The first day's focus was technology and included sessions on digital applications, remote synchronous learning and exploring how teachers can best use Schoology, the district's learning-management system for remote and hybrid learning models, Fields said.

The second day's focus was "the kind of school culture we want to have," Alter said, "so it was less about teaching and more about building students' social skills."

The day began with a keynote address by Sean Ross, chief operations officer/chief learning officer of Professional Consulting Associates.

Ross spoke on the issues of equity, inclusion and diversity, Alter said.

This school year, the district will provide each staff member with an iPad, "a second device for them to use at their disposal," said Edison Intermediate/Larson Middle School principal Quint Gage.

"Their main device can serve as a teaching tool and they can use the iPad as a video tool," he said. "It will serve as a virtual SMART Board where you can display material or an image while still seeing the students in front of you" using a laptop computer.

The second device can also serve as a backup to allow a teacher to continue their lessons if there's a problem with their laptop, Gage said.

About 116 staff members out of 170 participated in the two-day Launch program, Alter said.

Teachers were not required to attend the virtual program Aug. 5 and 6, he said.

"Those dates didn't fit in everyone's schedule," Alter said.

However, Hayley Head, executive assistant to the superintendent, said the district's 140 teachers, administrators, aids and Kids Club directors were especially encouraged to participate.

Lusher added that 99% of certified staff members took part in Launch

Teachers who did not participate in the program will have the opportunity to engage in the material on professional days scheduled Oct. 23 and Nov. 3, Lusher said.
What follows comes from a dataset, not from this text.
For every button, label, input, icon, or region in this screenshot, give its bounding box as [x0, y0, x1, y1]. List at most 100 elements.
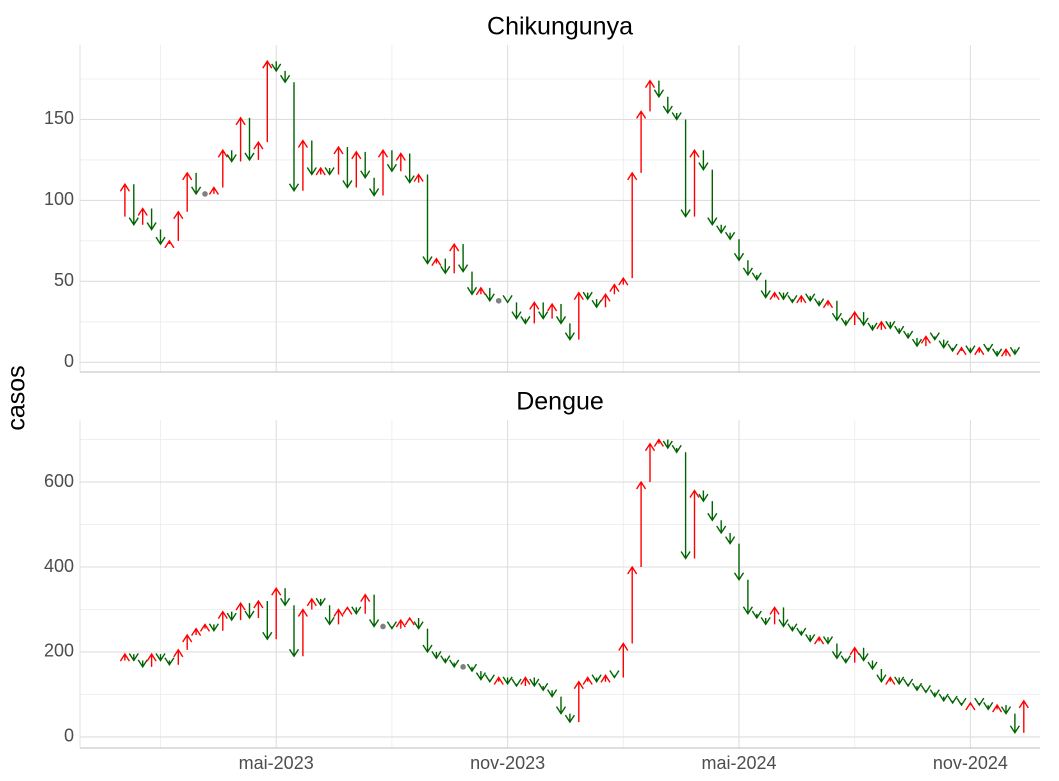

Grandview delayed the start of school by two days so teachers could use that time to prepare for the school year.

Teachers will be able to use those days to come to their buildings to hold small-group collaborative sessions, Lusher said.

"They will also be using those days to get their classrooms ready for when we move to a hybrid model," Gage said.

The district's hybrid model will have all students attending class in their school buildings in the morning or afternoon each day and spending the rest of the day engaged in learning activities at home.

"We have to have the classrooms ready so we can pivot quickly from remote learning to hybrid," Gage said.